We got a bigger apartment. We ran along the pier. We ate organic. We tried for a baby. We tried again. You took hormones. You pushed me away. I moved out. I slept with our dermatologist. You buried our dog. You forgave me. You cut your hair. I moved back in. We almost adopted. We went to counseling. We got a puppy. We held hands on the bird trail and the puppy scampered ahead.

We wore pyjama sets. We saw Spanish films. We took our time at the market. We got a stationary bike. We feared the wind. We helped each other dress. We went to Tuscany. You wanted to stay. I bought you an MG. You named it Brando. I got mugged in broad daylight. I shattered a kneecap. We had to wonder.

We bought some land. It gave us hope. I loved the farm stands. We moved in April. You bought second-hand books. You painted the bathrooms. I planted tomatoes. We sat on the porch. We had soil in our fingernails. We let it be. We reminisced. We didn’t miss it. We left the door unlocked. You found a lump. I took you to the doctor. You had to drive. I blamed the hormones. I blamed that commune. I blamed soy. I blamed the sun. You took long baths. Your hair fell like feathers. I did the laundry. I managed your pills. I spoon-fed you yogurt. You asked for nothing. You gripped my sweaters. I didn’t sleep. I watched you breathing. You were quiet as a plant. You were the same but with a different face.

I always knew, you said, that I’d go first. You weren’t looking for an answer. I couldn’t say it anyhow. I couldn’t commit you to it. You were a shell.

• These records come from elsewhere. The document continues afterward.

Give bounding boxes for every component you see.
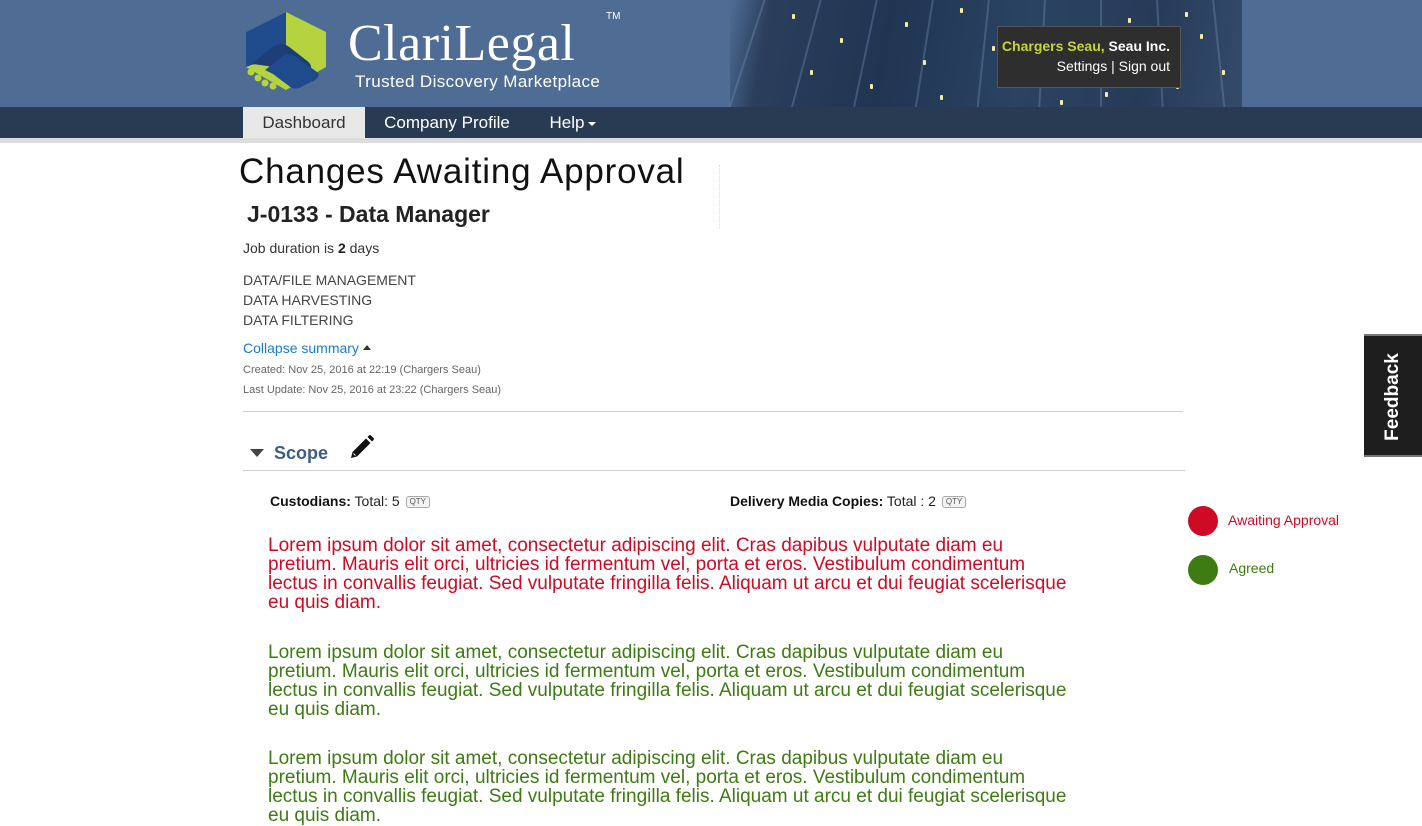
delivery-label: Delivery Media Copies: [730, 493, 884, 509]
legend-awaiting-label: Awaiting Approval [1228, 512, 1340, 528]
collapse-summary-label: Collapse summary [243, 340, 359, 356]
page-title: Changes Awaiting Approval [239, 152, 685, 191]
building-beam [846, 0, 882, 107]
tab-dashboard[interactable]: Dashboard [243, 107, 365, 138]
chevron-down-icon [588, 121, 597, 126]
scope-paragraph-awaiting: Lorem ipsum dolor sit amet, consectetur … [268, 535, 1067, 613]
brand-tagline: Trusted Discovery Marketplace [355, 72, 601, 91]
pencil-edit-icon[interactable] [347, 434, 375, 462]
service-item: DATA HARVESTING [243, 292, 373, 308]
feedback-label: Feedback [1382, 353, 1403, 441]
building-beam [909, 0, 937, 107]
qty-badge: QTY [941, 496, 967, 509]
job-duration: Job duration is 2 days [243, 240, 379, 256]
building-beam [1210, 0, 1229, 107]
created-timestamp: Created: Nov 25, 2016 at 22:19 (Chargers… [243, 364, 481, 376]
last-update-timestamp: Last Update: Nov 25, 2016 at 23:22 (Char… [243, 384, 502, 396]
scope-heading[interactable]: Scope [274, 443, 328, 464]
service-item: DATA/FILE MANAGEMENT [243, 272, 416, 288]
duration-suffix: days [349, 240, 380, 256]
qty-badge: QTY [405, 496, 431, 509]
building-beam [783, 0, 827, 107]
collapse-summary-link[interactable]: Collapse summary [243, 340, 371, 356]
agreed-status-dot [1188, 555, 1218, 585]
job-title: J-0133 - Data Manager [247, 201, 490, 227]
sign-out-link[interactable]: Sign out [1119, 58, 1170, 74]
tab-dashboard-label: Dashboard [262, 113, 346, 132]
building-window-light [940, 95, 943, 100]
building-window-light [1128, 18, 1131, 23]
divider [719, 165, 721, 229]
scope-paragraph-agreed: Lorem ipsum dolor sit amet, consectetur … [268, 748, 1067, 826]
delivery-value: Total : 2 [886, 493, 936, 509]
building-beam [720, 0, 772, 107]
collapse-triangle-icon[interactable] [250, 449, 264, 457]
building-window-light [923, 60, 926, 65]
building-window-light [1200, 34, 1203, 39]
feedback-tab[interactable]: Feedback [1364, 334, 1422, 457]
building-beam [973, 0, 992, 107]
settings-link[interactable]: Settings [1057, 58, 1108, 74]
building-window-light [810, 70, 813, 75]
user-panel: Chargers Seau, Seau Inc. Settings | Sign… [997, 26, 1181, 88]
service-item: DATA FILTERING [243, 312, 354, 328]
duration-value: 2 [337, 240, 346, 256]
help-menu[interactable]: Help [529, 107, 617, 138]
link-separator: | [1111, 58, 1115, 74]
building-window-light [1185, 12, 1188, 17]
scope-divider [243, 470, 1185, 471]
building-window-light [792, 14, 795, 19]
user-company: Seau Inc. [1108, 38, 1170, 54]
brand-trademark: TM [606, 11, 621, 22]
building-window-light [1105, 92, 1108, 97]
legend-agreed-label: Agreed [1229, 560, 1275, 576]
delivery-copies-stat: Delivery Media Copies: Total : 2 QTY [730, 493, 967, 509]
tab-company-profile-label: Company Profile [384, 113, 510, 132]
building-window-light [840, 38, 843, 43]
scope-paragraph-agreed: Lorem ipsum dolor sit amet, consectetur … [268, 642, 1067, 720]
custodians-label: Custodians: [270, 493, 351, 509]
awaiting-status-dot [1188, 506, 1218, 536]
building-window-light [905, 22, 908, 27]
caret-up-icon [362, 345, 371, 351]
custodians-stat: Custodians: Total: 5 QTY [270, 493, 431, 509]
brand-name: ClariLegal [348, 15, 576, 72]
building-window-light [870, 84, 873, 89]
building-window-light [960, 8, 963, 13]
tab-company-profile[interactable]: Company Profile [365, 107, 529, 138]
user-name: Chargers Seau, [1001, 38, 1105, 54]
help-menu-label: Help [549, 113, 585, 132]
section-divider [243, 411, 1183, 412]
building-window-light [1222, 70, 1225, 75]
building-window-light [992, 46, 995, 51]
custodians-value: Total: 5 [354, 493, 400, 509]
app-header: ClariLegal TM Trusted Discovery Marketpl… [0, 0, 1422, 107]
duration-prefix: Job duration is [243, 240, 335, 256]
main-nav: Dashboard Company Profile Help [0, 107, 1422, 138]
nav-divider [0, 138, 1422, 143]
clarilegal-logo-icon [246, 12, 326, 90]
service-list: DATA/FILE MANAGEMENT DATA HARVESTING DAT… [243, 270, 416, 330]
building-window-light [1060, 100, 1063, 105]
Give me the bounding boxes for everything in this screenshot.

Now, I think we should have adopted. We should have stayed in the city. We should have made more friends. This house is too big. You picked all the colors. Your earrings hang from a lamp. Your socks stiffen in the hamper. Your bookmark stops midway through. I sleep with your wallet. It sticks to my cheek like dead skin. Still. I try to walk every morning. I make big portions and freeze them. I donate to our college. I’ve been meaning to volunteer. I’ve been avoiding classical music. The best hours are at night when I can’t be sure if I’m dreaming.

Just the other day, I was moving the dust. The house was whipped by thunder. I covered my head. My arms were wet wood. I didn’t think of God. I got onto the floor. Before, I’d sat here like this. You were falling asleep. You put your hand on my shoulder. Isn’t it something, you asked. I knew what you meant.